Henni mengingatkan, Indonesia merupakan rumah dari berbagai macam biodiversitas yang di antaranya menjadi sumber pangan tradisional asli (indigenous food) bagi kelompok masyarakat tertentu. Banyak di antara komoditas pangan itu berpotensi mendapatkan sertifikasi IG karena nilai ekonomi yang tinggi, namun di sisi lain komoditas tersebut juga rentan terhadap tindak pemalsuan pangan.

“Dari data tersebut, kita bisa membuatnya prioritas perlindungan terhadap produk-produk yang harus kita lindungi terlebih dahulu. Karena dia potensial secara ekspor atau memiliki potensi ekonomi yang lain,” kata Henni dalam webinar di Jakarta, Jumat.

Sebagai informasi, produk IG merupakan sistem sertifikasi yang digunakan untuk melindungi produk-produk pangan yang terkait dengan lokasi geografis tertentu, termasuk metode produksi dan bahan bakunya.

Produk IG termasuk kekayaan intelektual yang menjadi salah satu Program Prioritas Nasional sejak tahun 2020 hingga 2024 dan telah diatur dalam Undang-Undang Nomor 20 Tahun 2016. Hingga saat ini, jelas Henni, sudah ada total sebanyak 162 produk yang tersertifikasi melalui IG dan sekitar 90 persen dari produk-produk tersebut merupakan produk pangan.

“Contohnya ada Kopi Gayo, Kopi Toraja, Lada Putih Muntok, Pala Tomandin Fakfak, Kopi Kintamani, dan lain sebagainya,” ujar Henni.

Ia mengingatkan, produk pangan dengan klaim IG merupakan produk-produk yang berkualitas tinggi sehingga rawan terhadap pemalsuan.
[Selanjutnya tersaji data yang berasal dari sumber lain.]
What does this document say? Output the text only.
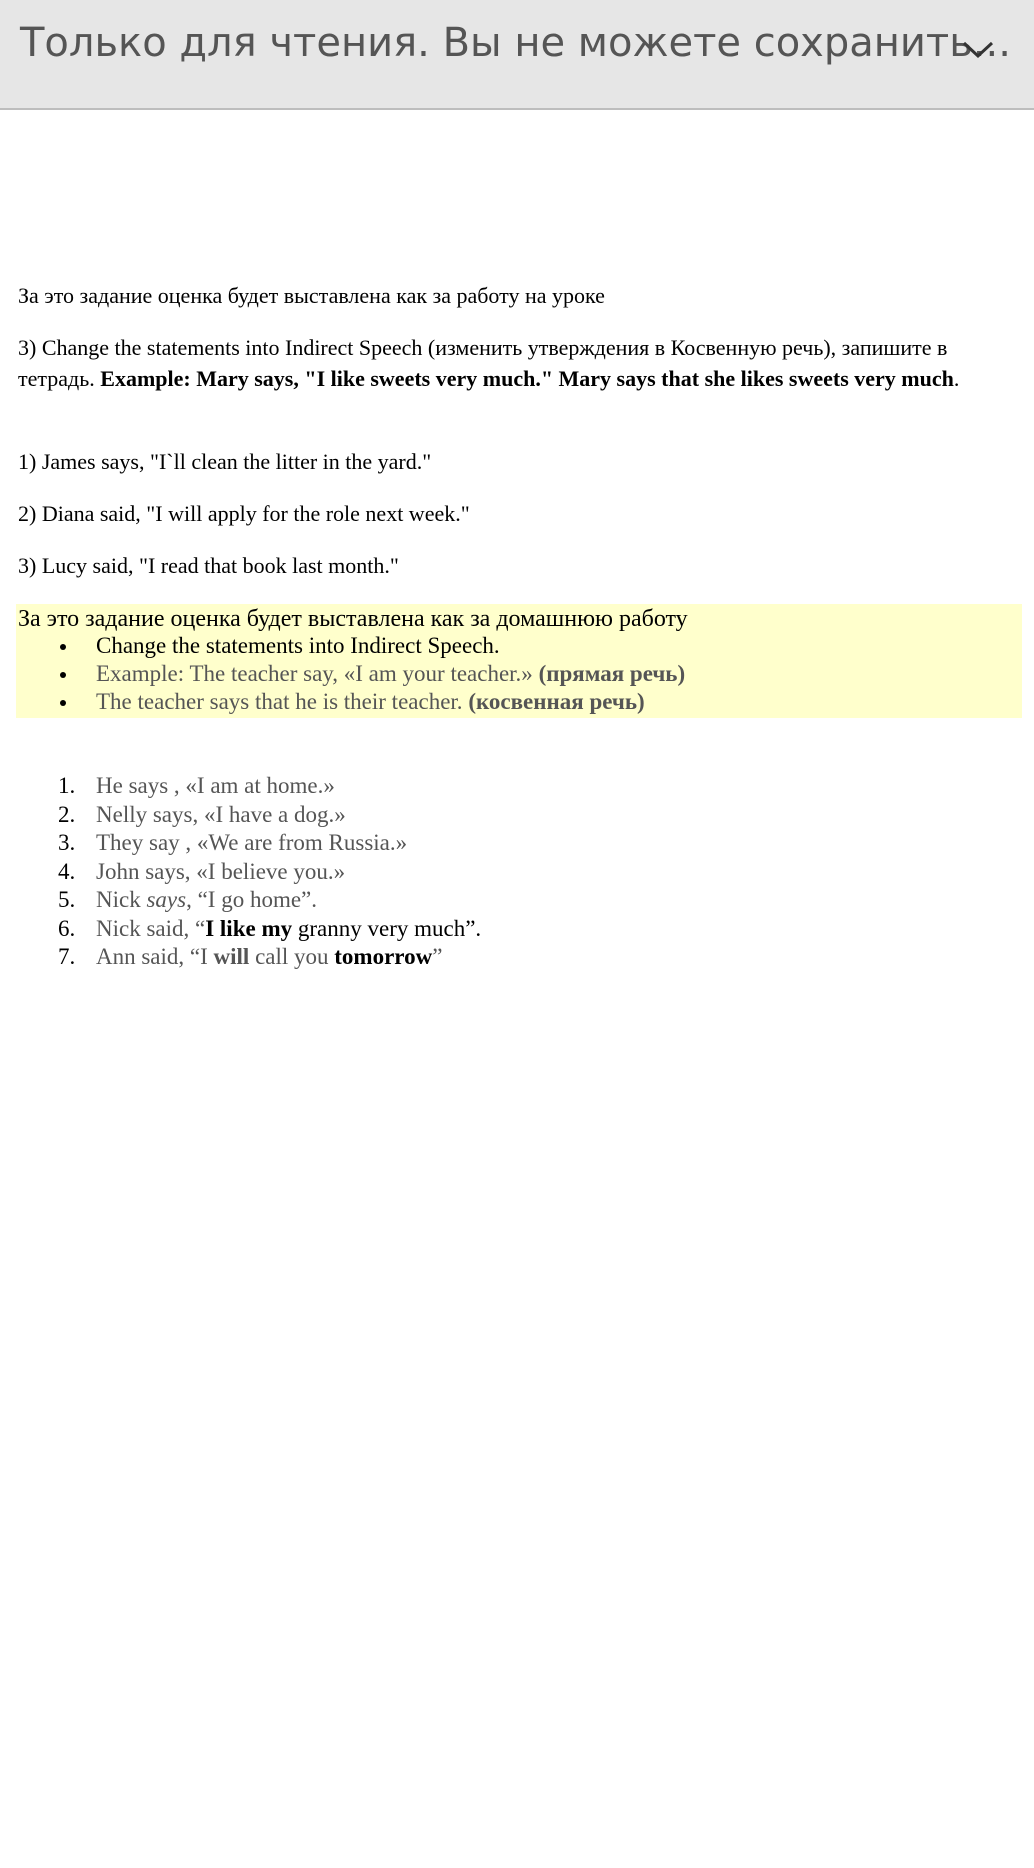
Только для чтения. Вы не можете сохранить...
За это задание оценка будет выставлена как за работу на уроке
3) Change the statements into Indirect Speech (изменить утверждения в Косвенную речь), запишите в тетрадь. Example: Mary says, "I like sweets very much." Mary says that she likes sweets very much.
1) James says, "I`ll clean the litter in the yard."
2) Diana said, "I will apply for the role next week."
3) Lucy said, "I read that book last month."
За это задание оценка будет выставлена как за домашнюю работу
Change the statements into Indirect Speech.
Example: The teacher say, «I am your teacher.» (прямая речь)
The teacher says that he is their teacher. (косвенная речь)
1. He says , «I am at home.»
2. Nelly says, «I have a dog.»
3. They say , «We are from Russia.»
4. John says, «I believe you.»
5. Nick says, “I go home”.
6. Nick said, “I like my granny very much”.
7. Ann said, “I will call you tomorrow”
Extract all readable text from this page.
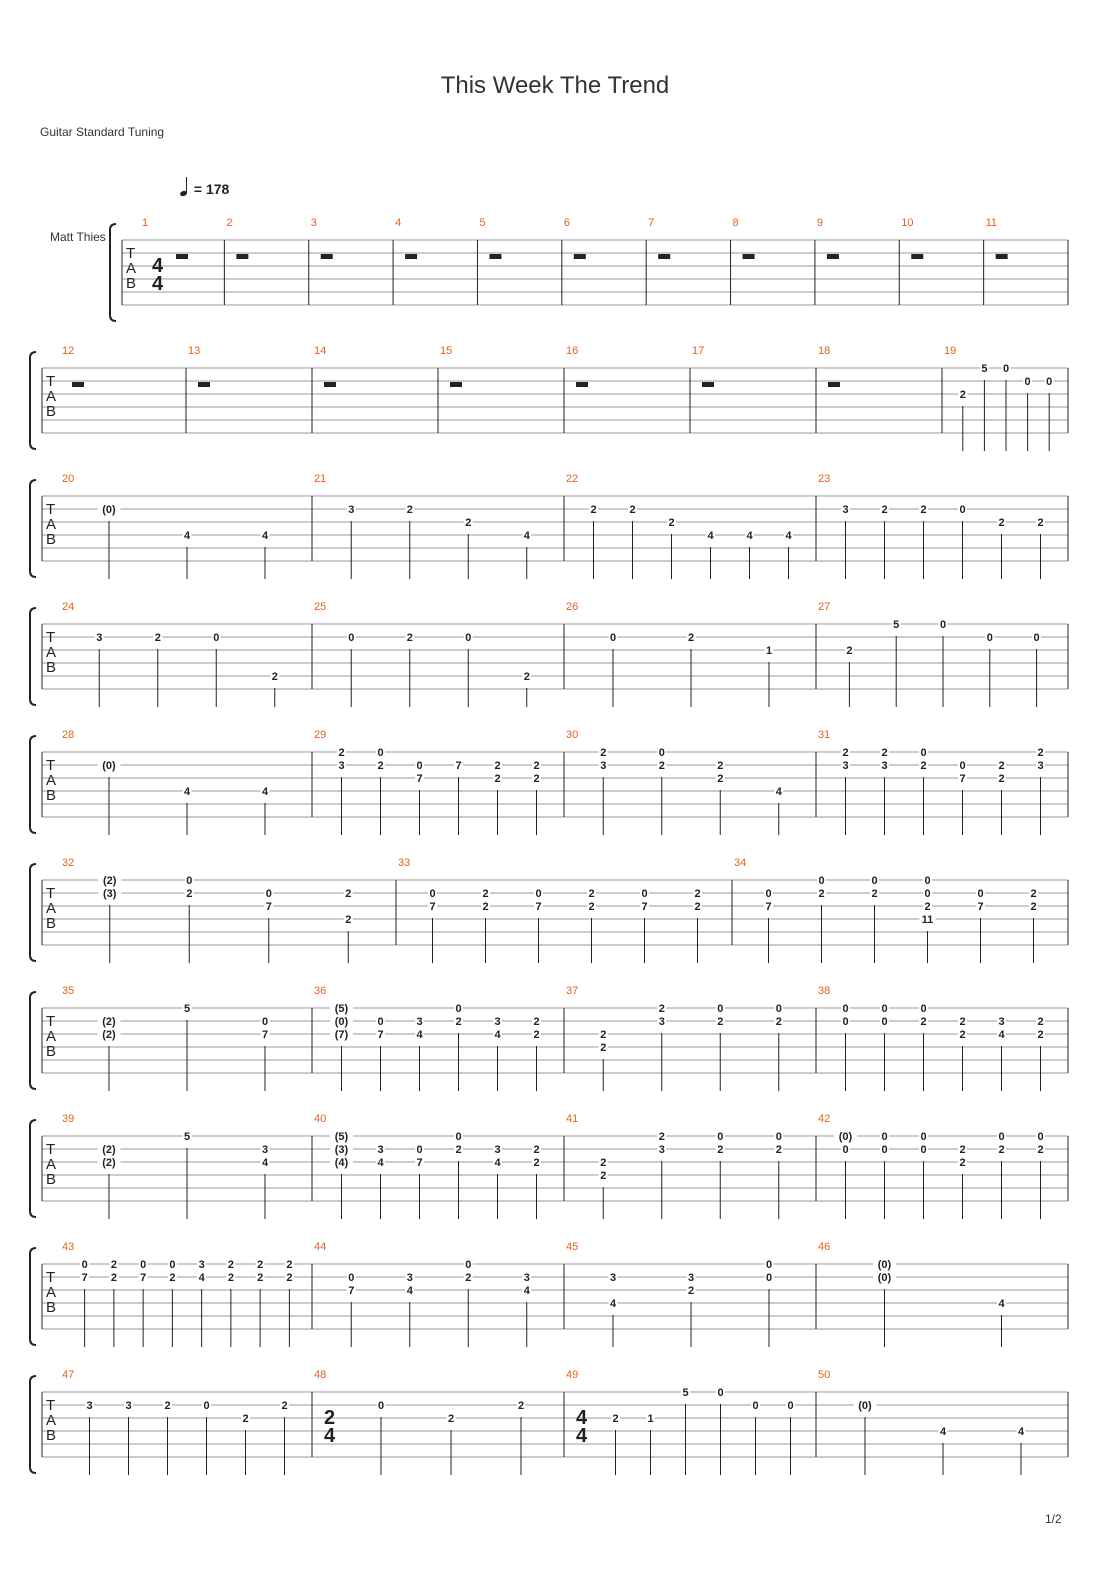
This Week The Trend
Guitar Standard Tuning
= 178
1/2
Matt Thies
T
A
B
1
4
4
2	3	4	5	6	7	8	9	10	11
T
A
B
12	13	14	15	16	17	18	19
2
5 0
0 0
T
A
B
20
(0)
4	4
21
3	2
2
4
22
2	2
2
4	4	4
23
3	2	2	0
2	2
T
A
B
24
3	2	0
2
25
0	2	0
2
26
0	2
1
27
2
5	0
0	0
T
A
B
28
(0)
4	4
29
2
3
0
2	0
7
7	2
2
2
2
30
2
3
0
2	2
2
4
31
2
3
2
3
0
2	0
7
2
2
2
3
T
A
B
32
(2)
(3)
0
2	0
7
2
2
33
0
7
2
2
0
7
2
2
0
7
2
2
34
0
7
0
2
0
2
0
0
2
11
0
7
2
2
T
A
B
35
(2)
(2)
5
0
7
36
(5)
(0)
(7)
0
7
3
4
0
2	3
4
2
2
37
2
2
2
3
0
2
0
2
38
0
0
0
0
0
2	2
2
3
4
2
2
T
A
B
39
(2)
(2)
5
3
4
40
(5)
(3)
(4)
3
4
0
7
0
2	3
4
2
2
41
2
2
2
3
0
2
0
2
42
(0)
0
0
0
0
0	2
2
0
2
0
2
T
A
B
43
0
7
2
2
0
7
0
2
3
4
2
2
2
2
2
2
44
0
7
3
4
0
2	3
4
45
3
4
3
2
0
0
46
(0)
(0)
4
T
A
B
47
3	3	2	0
2
2
48
2
4
0
2
2
49
4
4
2	1
5	0
0	0
50
(0)
4	4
Kini, dengan pemanfaatan teknologi nuklir untuk mendeteksi pemalsuan pangan, klaim IG pada produk-produk premium itu dapat semakin dikukuhkan.

“Umumnya, produk pangan yang dilindungi oleh PDO atau IG ini merupakan produk-produk yang berkualitas tinggi sehingga rawan terhadap pemalsuan. Jadi teknologi nuklir ini dapat membantu untuk mendukung penegakan klien PDO,” kata Henni.

Adapun produk-produk yang telah mendapatkan sertifikasi IG, menurut Henni, juga harus diberdayakan lebih lanjut. Apalagi mengingat pemetaan ekonomi sirkularitas pada produk-produk IG di Indonesia belum maksimal.

Ia menyebutkan, pemanfaatan IG untuk meningkatkan ekonomi sirkularitas juga masih menjadi tantangan yang besar tidak hanya bagi Indonesia tetapi juga negara-negara lainnya.

“Perlu adanya kolaborasi dari berbagai stakeholder untuk memetakan aspek keekonomian dari produk IG yang mencakup aspek keberlanjutan, perlindungan sumber daya alam, serta produksi makanan yang lebih efisien,” kata Henni.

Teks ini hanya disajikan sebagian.